To validate MCC-seq's ability to simultaneously call genotypes, the group used an Illumina array to genotype 24 adipose tissue samples and compared that to the MCC-seq panel, obtaining 99 percent concordance.
Finally, the group wanted to demonstrate that the panel could be used for epigenome-wide association studies. To do this, they focused on a specific trait — plasma triglyceride levels — from the 72 individuals.
Triglyceride levels were highly variable across the cohort. Looking at the MCC-seq data, they identified over 3,000 CpGs that were associated with triglyceride levels and evaluated them based on their overlap with histone marks in human adipocytes and regions of low or no methylation. The CpGs associated with triglycerides were most likely to map to enhancer histone marks or regions of low methylation, supporting the "mounting evidence that disease-trait-associated epigenetic variants localize, to a large extent, to distal regulatory regions," the authors wrote.

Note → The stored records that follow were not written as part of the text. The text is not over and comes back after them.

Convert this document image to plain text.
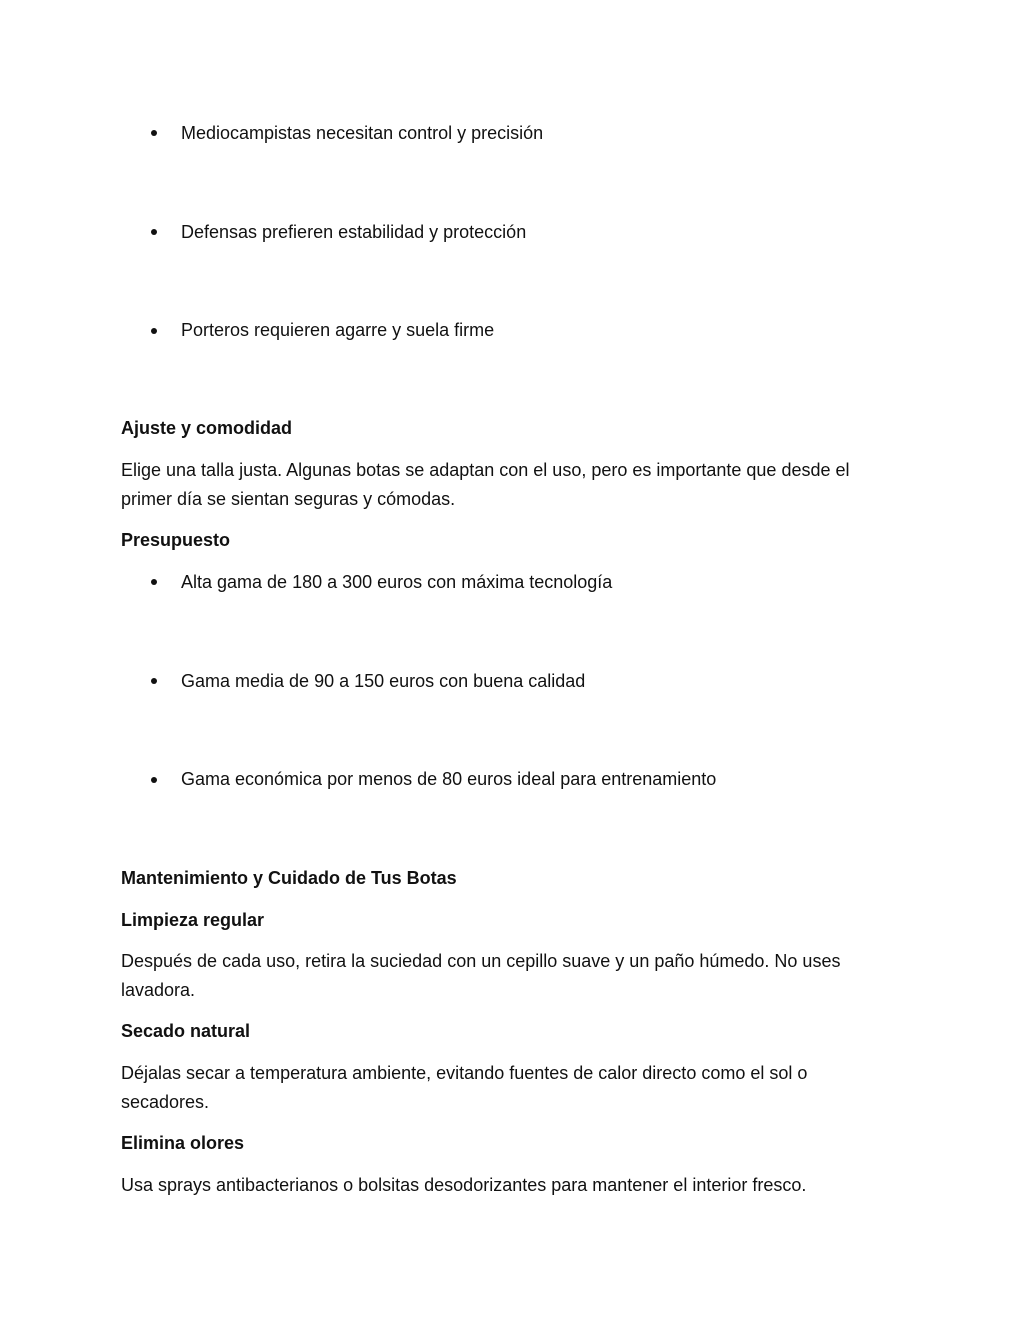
Mediocampistas necesitan control y precisión

Defensas prefieren estabilidad y protección

Porteros requieren agarre y suela firme

Ajuste y comodidad

Elige una talla justa. Algunas botas se adaptan con el uso, pero es importante que desde el primer día se sientan seguras y cómodas.

Presupuesto

Alta gama de 180 a 300 euros con máxima tecnología

Gama media de 90 a 150 euros con buena calidad

Gama económica por menos de 80 euros ideal para entrenamiento

Mantenimiento y Cuidado de Tus Botas

Limpieza regular

Después de cada uso, retira la suciedad con un cepillo suave y un paño húmedo. No uses lavadora.

Secado natural

Déjalas secar a temperatura ambiente, evitando fuentes de calor directo como el sol o secadores.

Elimina olores

Usa sprays antibacterianos o bolsitas desodorizantes para mantener el interior fresco.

They then used a variety of methods to focus in on the CpGs most strongly correlated with triglycerides — comparing to array data from a separate cohort study, to RNA-seq data from nearby genes, to transposase-accessible chromatin sequencing to further map the triglyceride-associated CpGs linked to hypomethylated regions, and to the National Human Genome Research Institute's database of GWAS results.

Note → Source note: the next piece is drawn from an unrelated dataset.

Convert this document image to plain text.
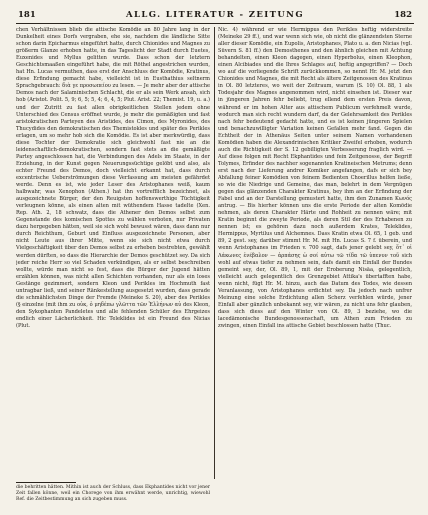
181	ALLG. LITERATUR - ZEITUNG	182

chen Verhältnissen blieb die attische Komödie an 80 Jahre lang in der Dunkelheit eines Dorfs vergraben, ehe sie, nachdem die ländliche Sitte schon darin Epicharmus eingeführt hatte, durch Chionides und Magnes zu größerm Glanze erhoben hatte, in das Tageslicht der Stadt durch Euetes, Euxenides und Myllus gelitten wurde. Dass schon der letztern Geschichtsmaaßen eingeführt habe, die mit Röthel angestrichen wurden, hat Hn. Lucas vermuthen, dass erst der Anschluss der Komödie, Kratinus, diese Erfindung gemacht habe, vielleicht ist in Eusthathius seltnerm Sprachgebrauch: διὰ γε προσωπείου zu lesen. — Je mehr aber der attische Demos nach der Salaminischen Schlacht, die er als sein Werk ansah, sich hob (Aristot. Polit. 5, 9; 6, 5; 5, 4; 6, 4, 5; Plut. Arist. 22; Themist. 19, u. a.) und der Zutritt zu fast allen obrigkeitlichen Stellen jedem ohne Unterschied des Census eröffnet wurde, je mehr die gemäßigten und fast aristokratischen Parteyen des Aristides, des Cimon, des Myronides, des Thucydides den demokratischen des Themistokles und später des Perikles erlagen, um so mehr hob sich die Komödie. Es ist aber merkwürdig, dass diese Tochter der Demokratie sich gleichwohl fast nie an die leidenschaftlich-demokratischen, sondern fast stets an die gemäßigte Partey angeschlossen hat, die Verbindungen des Adels im Staate, in der Erziehung, in der Kunst gegen Neuerungssüchtige gelöbt und also, als echter Freund des Demos, doch vielleicht erkannt hat, dass durch excentrische Ueberströmungen diese Verfassung am meisten gefährdet werde. Denn es ist, wie jeder Leser des Aristophanes weiß, kaum halbwahr, was Xenophon (Athen.) hat ihn vortrefflich bezeichnet, als ausgezeichnete Bürger, der den Reuigsten hoffenswerthige Tüchtigkeit verleugnen könne, als einen alten mit wüthendem Hasse tadelte (Xen. Rep. Ath. 2, 18 schwatz, dass die Athener den Demos selbst zum Gegenstande des komischen Spottes zu wählen verboten, nur Privaten dazu hergegeben hätten, weil sie sich wohl bewusst wären, dass dann nur durch Reichthum, Geburt und Einfluss ausgezeichnete Personen, aber nicht Leute aus ihrer Mitte, wenn sie sich nicht etwa durch Vielgeschäftigkeit über den Demos selbst zu erheben bestrebten, gewählt werden dürften, so dass die Hierarchie der Demos geschützet sey. Da sich jeder reiche Herr so viel Schaden verkündigen, als er selbst beschreiben wollte, würde man nicht so fest, dass die Bürger der Jugend hätten erzählen können, was nicht allen Schichten vorhanden, nur als ein loses Gestänge gezimmert, sondern Kleon und Perikles im Hochmuth fast untragbar ließ, und seiner Ränkestellung ausgesetzt wurden, dass gerade die schmählichsten Dinge der Fremde (Meineke S. 20), aber des Perikles (§ einzelne (mit ihm zu οὐκ, ὁ μηδέπω γλῶττα τῶν Ἑλλήνων αὐ des Kleon, den Sykophanten Pandeletes und alle fehlenden Schüler des Ehrgeizes endlich einer Lächerlichkeit. Hic Teleklides ist ein Freund des Nicias (Plut.

Nic. 4) während er wie Hermippus den Perikles heftig widerstreite (Meineke 29 ff.), und war wenn sich wie, ob nicht die glänzendsten Sterne aller dieser Komödie, ein Eupolis, Aristophanes, Plato u. a. den Nicias (vgl. Süvern S. 81 ff.) den Demosthenes und den ähnlich gleichen mit Achtung behandelten, einen Kleon dagegen, einen Hyperbolus, einen Kleophon, einen Alcibiades und die Ihres Schlages auf, heftig angegriffen? — Doch wo auf die vorliegende Schrift zurückkommen, so nennt Hr. M. jetzt den Chionides und Magnes, die mit Recht als ältere Zeitgenossen des Kratinus in Ol. 80 letzteres, wo weit der Zeitraum, warum (S. 10) Ol. 88, 1 als Todesjahr des Magnes angenommen wird, nicht einsehen ist. Dieser war in jüngeren Jahren fehr beliebt, trug ellend dem ersten Preis davon, während er im hohen Alter aus attischem Publicum verfehmelt wurde, wodurch man sich recht wundern darf, da der Gelehrsamkeit des Perikles nach fehr bedeutend gedacht hatte, und es ist keinen jüngeren Spielen und benachzuwilligter Variation keinen Gefallen mehr fand. Gegen die Echtheit der in Athenäus Seiten unter seinem Namen vorhandenen Komödien haben die Alexandrinischen Kritiker Zweifel erhoben, wodurch auch die Richtigkeit der S. 12 gebilligten Verbesserung fraglich wird. — Auf diese folgen mit Recht Ekphantides und fein Zeitgenosse, der Begriff Tolymes, Erfinder des nachher sogenannten Kratineischen Metrums; denn erst nach der Lieferung andrer Komiker angefangen, dafs er sich bey Abfallung feiner Komödien von feinem Bedienten Choerillus helfen ließe, so wie die Niedrige und Gemeine, das man, belehrt in dem Vergnügen gegen das glänzenden Charakter Kratinus, bey ihm an der Erfindung der Fabel und an der Darstellung gemustert hatte, ihm den Zunamen Κωνός antrug. — Bis hierher können uns die erste Periode der alten Komödie nehmen, als deren Charakter Härte und Rohheit zu nennen wäre; mit Kratin beginnt die zweyte Periode, als deren Stil der des Erhabenen zu nennen ist; es gehören dazu noch außerdem Krates, Teleklides, Hermippus, Myrtilus und Alchemnes. Dass Kratin etwa Ol. 65, 1 geb. und 89, 2 gest. sey, darüber stimmt Hr. M. mit Hn. Lucas S. 7 f. überein, und wenn Aristophanes im Frieden v. 700 sagt, dafs jener gelebt sey, ὅτ᾿ οἱ Λάκωνες ἐνέβαλον — ἀρπάσης ὡ σοί αὐτω τῶ τίδα τῶ ὑπενυν τοῦ sich wohl auf etwas tiefer zu nehmen sein, dafs damit ein Einfall der Bundes gemeint sey, der, Ol. 89, 1, mit der Eroberung Nisäa, gelegentlich, vielleicht auch gelegentlich des Grenzgebiet Attika's übertafften habe, wenn nicht, fügt Hr. M. hinzu, auch das Datum des Todes, wie dessen Veranlassung, von Aristophanes erdichtet sey. Da jedoch nach unfrer Meinung eine solche Erdichtung allen Scherz verfehlen würde, jener Einfall aber gänzlich unbekannt sey, wir wären, zu nicht uns fehr glauben, dass sich diess auf den Winter von Ol. 89, 3 beziehe, wo die lacedämonische Bundesgenossenschaft, um Athen zum Frieden zu zwingen, einen Einfall ins attische Gebiet beschlossen hatte (Thuc.

die behritten hätten. Mithin ist auch der Schluss, dass Ekphantides nicht vor jener Zeit fallen könne, weil ein Chorege von ihm erwähnt werde, unrichtig, wiewohl Ref. die Zeitbestimmung an sich zugeben muss.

Notably, they identified several genes linked to 19 of the CpGs that were previously cited for a metabolic disease traits, including CD36, RPTOR, and ABCG5/ABCG8.
The most significant CpG of the triglyceride-associated loci was located within the CD36 gene, so the team focused on that gene for further follow up. CD36 is known to play a role in lipid metabolism and has previously been linked to metabolic disease susceptibility. The CpG maps to an area of low methylation that is unique to adipose tissue.
Looking at CD36 expression in healthy and obese individuals, the researchers found that there was significantly higher expression in adipocytes than blood cells and found that methylation was negatively correlated with CD36 expression.
"This is a first step toward understanding epigenetic differences in metabolic disorders," Grundberg said. Although individuals with metabolic disorders often have clear, well-defined traits, like obesity, "within that obese population there is huge variation" on things like triglyceride levels and cholesterol, which are important for diseases like diabetes and cardiovascular disorders, she said.
Moving forward, Grundberg said that her lab plans to use the more comprehensive V2 panel to study a larger cohort of the same population — between 400 and 500 obese individuals that have undergone bariatric surgery. "It's a well-phenotyped population that is homogenous in traits, but have distinct complications of metabolic syndromes," she said. The goal is to identify epigenetic biomarkers that can predict some of those distinct complications, like diabetes, she said.